An Input-Output Approach to Structured Stochastic Uncertainty in Continuous Time
For control theorists, this provides a unified stability analysis framework for a broader class of stochastic systems, though the contribution is incremental as it extends existing input-output methods to continuous-time stochastic settings.
This paper characterizes mean-square stability conditions for LTI systems with multiplicative stochastic uncertainties using a purely input-output approach, avoiding state-space realizations and thus covering infinite-dimensional systems and delays. The conditions are expressed via the spectral radius of a matrix operator, with different forms for Itō and Stratonovich interpretations.

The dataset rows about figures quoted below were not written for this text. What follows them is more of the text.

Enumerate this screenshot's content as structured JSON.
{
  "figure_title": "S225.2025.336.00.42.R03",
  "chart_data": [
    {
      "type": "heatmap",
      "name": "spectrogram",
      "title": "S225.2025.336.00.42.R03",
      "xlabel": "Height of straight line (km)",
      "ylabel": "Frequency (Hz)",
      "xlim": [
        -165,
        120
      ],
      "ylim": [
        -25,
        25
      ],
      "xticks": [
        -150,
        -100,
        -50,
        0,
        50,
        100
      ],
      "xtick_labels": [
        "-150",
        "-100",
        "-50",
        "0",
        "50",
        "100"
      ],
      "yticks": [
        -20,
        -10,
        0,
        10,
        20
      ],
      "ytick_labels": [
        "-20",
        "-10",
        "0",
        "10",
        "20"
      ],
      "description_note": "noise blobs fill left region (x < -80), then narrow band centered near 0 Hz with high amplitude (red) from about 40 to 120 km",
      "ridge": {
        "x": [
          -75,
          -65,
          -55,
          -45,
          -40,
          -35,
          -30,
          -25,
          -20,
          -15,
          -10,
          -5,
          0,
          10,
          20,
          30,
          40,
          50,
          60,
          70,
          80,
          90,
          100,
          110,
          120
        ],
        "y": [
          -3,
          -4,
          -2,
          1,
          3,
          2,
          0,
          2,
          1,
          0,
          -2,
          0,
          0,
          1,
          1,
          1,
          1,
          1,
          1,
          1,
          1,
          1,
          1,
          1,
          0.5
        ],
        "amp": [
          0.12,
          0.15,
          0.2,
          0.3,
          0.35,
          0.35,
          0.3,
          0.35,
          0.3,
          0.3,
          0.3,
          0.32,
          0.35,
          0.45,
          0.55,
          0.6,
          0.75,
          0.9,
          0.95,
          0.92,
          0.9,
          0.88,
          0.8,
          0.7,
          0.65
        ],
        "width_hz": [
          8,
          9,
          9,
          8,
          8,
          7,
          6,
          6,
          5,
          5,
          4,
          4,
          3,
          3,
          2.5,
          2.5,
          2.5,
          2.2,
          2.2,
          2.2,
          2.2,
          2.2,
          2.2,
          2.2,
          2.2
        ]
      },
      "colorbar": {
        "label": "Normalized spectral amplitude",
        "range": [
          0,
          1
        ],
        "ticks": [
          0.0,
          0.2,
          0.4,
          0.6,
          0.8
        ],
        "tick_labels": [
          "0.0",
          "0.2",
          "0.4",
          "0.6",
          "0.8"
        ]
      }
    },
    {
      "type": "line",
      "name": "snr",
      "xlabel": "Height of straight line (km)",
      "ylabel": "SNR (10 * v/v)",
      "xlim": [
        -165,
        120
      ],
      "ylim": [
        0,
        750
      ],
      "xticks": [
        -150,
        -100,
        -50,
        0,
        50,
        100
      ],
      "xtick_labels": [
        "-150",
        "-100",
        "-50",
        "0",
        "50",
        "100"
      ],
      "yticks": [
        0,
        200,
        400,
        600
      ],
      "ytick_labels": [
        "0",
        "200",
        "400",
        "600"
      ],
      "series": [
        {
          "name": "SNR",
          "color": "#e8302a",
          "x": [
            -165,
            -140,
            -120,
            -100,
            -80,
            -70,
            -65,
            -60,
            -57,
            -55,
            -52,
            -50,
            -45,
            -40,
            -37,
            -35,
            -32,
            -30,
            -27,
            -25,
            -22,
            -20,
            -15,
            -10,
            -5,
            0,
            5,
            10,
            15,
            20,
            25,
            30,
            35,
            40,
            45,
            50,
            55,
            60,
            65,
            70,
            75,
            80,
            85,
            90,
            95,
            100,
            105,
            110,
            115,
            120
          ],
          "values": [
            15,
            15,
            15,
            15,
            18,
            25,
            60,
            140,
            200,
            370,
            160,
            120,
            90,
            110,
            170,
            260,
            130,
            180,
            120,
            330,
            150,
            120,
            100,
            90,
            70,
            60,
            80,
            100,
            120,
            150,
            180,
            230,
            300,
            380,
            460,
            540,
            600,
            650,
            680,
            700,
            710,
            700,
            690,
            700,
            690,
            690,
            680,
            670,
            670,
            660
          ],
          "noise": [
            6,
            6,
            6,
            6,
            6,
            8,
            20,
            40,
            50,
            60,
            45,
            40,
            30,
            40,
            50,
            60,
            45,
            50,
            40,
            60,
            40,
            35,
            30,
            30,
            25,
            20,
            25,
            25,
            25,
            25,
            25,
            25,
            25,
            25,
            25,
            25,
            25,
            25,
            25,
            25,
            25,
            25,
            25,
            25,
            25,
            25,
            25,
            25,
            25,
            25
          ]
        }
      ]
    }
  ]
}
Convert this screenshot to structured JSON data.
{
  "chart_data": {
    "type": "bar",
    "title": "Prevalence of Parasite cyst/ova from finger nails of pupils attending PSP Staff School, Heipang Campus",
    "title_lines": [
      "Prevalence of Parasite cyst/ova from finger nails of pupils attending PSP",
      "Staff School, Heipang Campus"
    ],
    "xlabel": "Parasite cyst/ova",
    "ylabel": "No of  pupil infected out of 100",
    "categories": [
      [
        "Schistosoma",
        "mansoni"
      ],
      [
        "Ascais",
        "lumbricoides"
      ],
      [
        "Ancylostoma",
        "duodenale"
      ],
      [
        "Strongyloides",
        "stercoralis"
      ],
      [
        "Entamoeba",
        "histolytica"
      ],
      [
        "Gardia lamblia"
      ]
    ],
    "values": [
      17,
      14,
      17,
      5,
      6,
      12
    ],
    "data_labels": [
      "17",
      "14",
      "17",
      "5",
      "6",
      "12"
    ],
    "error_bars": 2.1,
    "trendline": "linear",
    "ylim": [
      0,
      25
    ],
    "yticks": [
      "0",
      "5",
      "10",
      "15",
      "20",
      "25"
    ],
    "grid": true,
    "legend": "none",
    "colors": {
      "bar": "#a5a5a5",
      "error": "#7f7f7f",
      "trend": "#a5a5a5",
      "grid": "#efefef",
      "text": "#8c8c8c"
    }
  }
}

We consider the continuous-time setting of linear time-invariant (LTI) systems in feedback with multiplicative stochastic uncertainties. The objective of the paper is to characterize the conditions of Mean-Square Stability (MSS) using a purely input-output approach, i.e. without having to resort to state space realizations. This has the advantage of encompassing a wider class of models (such as infinite dimensional systems and systems with delays). The input-output approach leads to uncovering new tools such as stochastic block diagrams that have an intimate connection with the more general Stochastic Integral Equations (SIE), rather than Stochastic Differential Equations (SDE). Various stochastic interpretations are considered, such as Itō and Stratonovich, and block diagram conversion schemes between different interpretations are devised. The MSS conditions are given in terms of the spectral radius of a matrix operator that takes different forms when different stochastic interpretations are considered.